SEQUIM — After 67 years, Sequim’s Boy Scout Troop 490 is shutting down its newspaper collection boxes.
“We have no choice but to stop the recycled paper business,” said Steve Vogel, Troop 490’s committee chairman.
“Since the paper prices have plummeted and fuel for the trucking the paper is very high, this has sent [us] into a negative profit range.”
Vogel said the troop has collected newspaper from boxes in the St. Joseph Catholic Church parking lot on Maple Street and at Gwennie’s Restaurant and QFC, both on East Washington Street, since 1942.
He thanked QFC, St. Joseph’s, Gwennie’s and the Leman family for helping the Boy Scouts raise money over the decades.

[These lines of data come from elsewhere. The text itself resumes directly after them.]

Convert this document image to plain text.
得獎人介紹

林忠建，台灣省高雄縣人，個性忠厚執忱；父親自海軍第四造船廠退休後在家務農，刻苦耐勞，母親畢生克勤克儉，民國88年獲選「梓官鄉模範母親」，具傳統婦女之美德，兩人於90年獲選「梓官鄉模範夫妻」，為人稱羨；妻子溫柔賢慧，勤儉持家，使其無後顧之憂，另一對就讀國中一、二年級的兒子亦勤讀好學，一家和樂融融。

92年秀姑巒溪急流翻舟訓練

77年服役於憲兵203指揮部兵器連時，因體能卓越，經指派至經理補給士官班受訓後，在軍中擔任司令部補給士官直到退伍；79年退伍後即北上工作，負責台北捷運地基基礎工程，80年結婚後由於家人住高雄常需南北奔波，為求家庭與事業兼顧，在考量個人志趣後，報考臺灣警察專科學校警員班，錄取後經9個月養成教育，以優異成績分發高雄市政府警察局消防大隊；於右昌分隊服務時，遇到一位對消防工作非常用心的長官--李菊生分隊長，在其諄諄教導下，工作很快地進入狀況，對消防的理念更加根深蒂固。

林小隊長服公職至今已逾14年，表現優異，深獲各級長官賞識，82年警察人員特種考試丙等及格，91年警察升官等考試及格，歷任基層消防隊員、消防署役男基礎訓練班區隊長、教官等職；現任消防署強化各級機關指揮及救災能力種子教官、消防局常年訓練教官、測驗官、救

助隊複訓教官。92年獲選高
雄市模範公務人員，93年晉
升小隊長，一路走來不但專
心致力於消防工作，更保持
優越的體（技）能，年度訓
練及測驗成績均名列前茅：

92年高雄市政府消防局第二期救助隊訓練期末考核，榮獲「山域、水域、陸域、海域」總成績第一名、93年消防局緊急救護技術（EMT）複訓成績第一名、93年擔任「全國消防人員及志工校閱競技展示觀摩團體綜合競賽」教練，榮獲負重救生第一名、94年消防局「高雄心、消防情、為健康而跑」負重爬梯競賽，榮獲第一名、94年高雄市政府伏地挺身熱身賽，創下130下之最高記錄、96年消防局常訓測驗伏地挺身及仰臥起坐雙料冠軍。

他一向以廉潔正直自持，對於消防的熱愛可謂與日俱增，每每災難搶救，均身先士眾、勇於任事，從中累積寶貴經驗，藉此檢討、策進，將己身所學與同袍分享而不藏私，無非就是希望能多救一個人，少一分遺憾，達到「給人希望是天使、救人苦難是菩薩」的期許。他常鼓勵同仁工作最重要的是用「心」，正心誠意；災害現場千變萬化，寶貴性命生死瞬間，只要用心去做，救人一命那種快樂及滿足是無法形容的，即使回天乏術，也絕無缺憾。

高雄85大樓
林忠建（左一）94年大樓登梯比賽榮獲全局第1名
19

“We were getting over 8 cents per pound,” Vogel said. “Now it runs somewhere between three-quarters of a cent to 1.8 cents per pound. The troop lost somewhere around $2,800 in the last load,” trucked to Key Fiber, a Wenatchee recycler.
Local residents who still want their newspapers recycled, Vogel said, can drop them off in the large collection bins at the Blue Mountain Transfer Station, 1024 Blue Mountain Road, or the Regional Transfer Station, 3501 W. 18th St., Port Angeles.
“We hope the economic recovery soon improves,” Vogel added, “and the recycling of newspapers becomes profitable to start back up.”